Pendant quinze ans, je ne me suis pas rasé. Pas par choix, à cause des poils incarnés que j'avais à chaque fois que je me rasais. Jusqu'au jour où j'ai redécouvert un geste que la modernité avait oublié : de l'eau, de la soie, une peau qu'on libère. Aujourd'hui, je me rase à nouveau, librement. Saüm, c'est ce droit que je veux rendre à tous les hommes qui ont fini par baisser les yeux devant le miroir.

Le jour où j'ai posé le rasoir

Épuisé par les poils incarnés et les boutons à chaque rasage, j'arrête tout. Je ne me raserai plus pendant quinze ans. Et je n'en parle à personne.

La gêne en silence

Je crois que c'est ma faute. Je change de rasoir, j'ajoute des lames, j'accumule les baumes. Rien ne change. C'est un sujet dont on ne parle pas.

Un geste oublié, redécouvert

Le déclic ne vient pas d'un produit dernier cri, mais d'un rituel d'exfoliation vieux de plusieurs siècles, que la modernité nous avait fait oublier : de l'eau, la soie de mûrier, une peau qu'on libère.

Le premier rasage en quinze ans

En quatorze jours, ma peau a changé. Et un matin, je me rase pour la première fois depuis quinze ans. Sans la peur d'avoir des poils incarnés.

La naissance de Saüm

Je crée Saüm pour tous ces hommes noirs à qui personne ne parlait : un gant en soie, un rasoir de sûreté, et la promesse de vous rendre le droit de vous raser librement. Cette histoire est désormais la nôtre.

Ce n'est pas seulement mon histoire.

Quand j'ai enfin réglé mon problème, j'aurais pu m'arrêter là. Me raser tranquille, et tourner la page.

Mais un jour, j'ai regardé le visage de mon petit frère. Les mêmes taches sombres que les miennes, au même endroit. Puis celui de mon cousin. La même chose.

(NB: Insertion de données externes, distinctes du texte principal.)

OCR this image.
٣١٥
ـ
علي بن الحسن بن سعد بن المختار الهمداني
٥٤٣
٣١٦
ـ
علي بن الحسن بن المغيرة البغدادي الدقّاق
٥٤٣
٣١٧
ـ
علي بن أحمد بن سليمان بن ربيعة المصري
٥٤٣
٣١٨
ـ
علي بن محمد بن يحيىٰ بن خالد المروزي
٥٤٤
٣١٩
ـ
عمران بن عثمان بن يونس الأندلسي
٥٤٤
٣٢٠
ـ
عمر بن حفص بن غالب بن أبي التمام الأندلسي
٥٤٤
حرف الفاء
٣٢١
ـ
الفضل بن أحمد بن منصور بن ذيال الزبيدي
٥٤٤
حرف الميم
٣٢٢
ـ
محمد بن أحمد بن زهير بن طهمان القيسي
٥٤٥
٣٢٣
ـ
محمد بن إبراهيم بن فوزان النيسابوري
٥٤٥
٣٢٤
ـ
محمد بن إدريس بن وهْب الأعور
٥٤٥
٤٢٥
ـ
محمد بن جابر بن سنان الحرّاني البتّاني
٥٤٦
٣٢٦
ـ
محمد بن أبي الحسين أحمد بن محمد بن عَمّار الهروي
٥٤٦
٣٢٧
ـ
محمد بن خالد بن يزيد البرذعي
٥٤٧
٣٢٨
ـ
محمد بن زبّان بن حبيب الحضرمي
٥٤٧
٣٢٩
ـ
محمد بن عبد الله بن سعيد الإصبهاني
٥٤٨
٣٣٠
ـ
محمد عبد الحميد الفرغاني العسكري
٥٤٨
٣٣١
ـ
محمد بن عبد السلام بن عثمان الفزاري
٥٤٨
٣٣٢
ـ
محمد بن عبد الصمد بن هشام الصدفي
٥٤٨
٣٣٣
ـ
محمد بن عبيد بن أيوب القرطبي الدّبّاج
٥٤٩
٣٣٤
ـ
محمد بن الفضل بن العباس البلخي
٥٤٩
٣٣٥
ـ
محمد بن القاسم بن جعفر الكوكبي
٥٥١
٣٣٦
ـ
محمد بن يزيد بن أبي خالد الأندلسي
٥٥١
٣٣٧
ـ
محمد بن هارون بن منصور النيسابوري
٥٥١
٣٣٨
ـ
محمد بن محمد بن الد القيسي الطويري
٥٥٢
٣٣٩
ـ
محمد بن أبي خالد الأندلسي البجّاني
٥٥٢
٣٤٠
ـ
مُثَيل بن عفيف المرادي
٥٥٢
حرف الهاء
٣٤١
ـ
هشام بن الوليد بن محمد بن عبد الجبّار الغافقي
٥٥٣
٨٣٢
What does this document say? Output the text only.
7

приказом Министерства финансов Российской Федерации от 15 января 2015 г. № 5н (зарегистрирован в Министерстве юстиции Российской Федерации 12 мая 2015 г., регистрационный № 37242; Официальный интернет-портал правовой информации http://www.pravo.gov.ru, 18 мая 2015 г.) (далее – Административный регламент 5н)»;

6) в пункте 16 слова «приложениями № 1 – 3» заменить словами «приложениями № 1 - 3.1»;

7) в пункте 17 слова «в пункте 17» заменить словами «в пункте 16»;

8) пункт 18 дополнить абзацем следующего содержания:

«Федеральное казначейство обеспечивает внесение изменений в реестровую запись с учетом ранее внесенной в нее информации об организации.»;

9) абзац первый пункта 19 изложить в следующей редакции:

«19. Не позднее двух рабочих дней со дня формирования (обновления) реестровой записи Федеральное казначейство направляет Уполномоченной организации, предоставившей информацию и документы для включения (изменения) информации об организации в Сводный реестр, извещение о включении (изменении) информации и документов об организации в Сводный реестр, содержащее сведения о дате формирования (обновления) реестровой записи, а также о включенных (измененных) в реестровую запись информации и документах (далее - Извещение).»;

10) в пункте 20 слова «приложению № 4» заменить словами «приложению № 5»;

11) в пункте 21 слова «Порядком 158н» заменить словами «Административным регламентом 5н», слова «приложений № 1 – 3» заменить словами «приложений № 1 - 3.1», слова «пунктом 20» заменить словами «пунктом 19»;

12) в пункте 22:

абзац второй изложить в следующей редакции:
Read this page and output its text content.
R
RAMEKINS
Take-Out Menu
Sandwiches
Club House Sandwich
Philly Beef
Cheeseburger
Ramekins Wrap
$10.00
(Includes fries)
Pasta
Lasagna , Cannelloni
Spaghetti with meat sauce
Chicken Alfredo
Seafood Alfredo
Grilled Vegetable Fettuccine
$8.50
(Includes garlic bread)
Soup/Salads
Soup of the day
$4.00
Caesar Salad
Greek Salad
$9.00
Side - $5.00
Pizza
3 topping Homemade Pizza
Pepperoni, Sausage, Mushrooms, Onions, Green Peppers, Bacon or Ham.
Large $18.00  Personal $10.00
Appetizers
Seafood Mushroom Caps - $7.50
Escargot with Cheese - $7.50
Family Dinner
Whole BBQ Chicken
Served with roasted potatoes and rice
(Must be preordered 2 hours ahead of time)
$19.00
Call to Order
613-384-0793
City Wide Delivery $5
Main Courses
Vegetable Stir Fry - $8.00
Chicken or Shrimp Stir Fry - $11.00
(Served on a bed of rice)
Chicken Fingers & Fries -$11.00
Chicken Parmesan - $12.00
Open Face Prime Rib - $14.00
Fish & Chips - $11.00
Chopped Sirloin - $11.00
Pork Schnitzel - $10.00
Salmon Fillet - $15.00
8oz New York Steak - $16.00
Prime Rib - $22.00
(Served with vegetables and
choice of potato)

J'ai compris que je n'avais jamais été un cas isolé. Ce que j'avais subi pendant quinze ans, ils étaient en train de le vivre à leur tour — en silence, comme moi à l'époque. Et personne ne leur tendait la main.

C'est pour eux que j'ai créé Saüm. Pour mon frère, pour mon cousin, et pour tous ces hommes qui portent les mêmes marques sans oser en parler. Pour que la solution que j'ai mis des années à trouver, vous l'ayez, vous, dès aujourd'hui.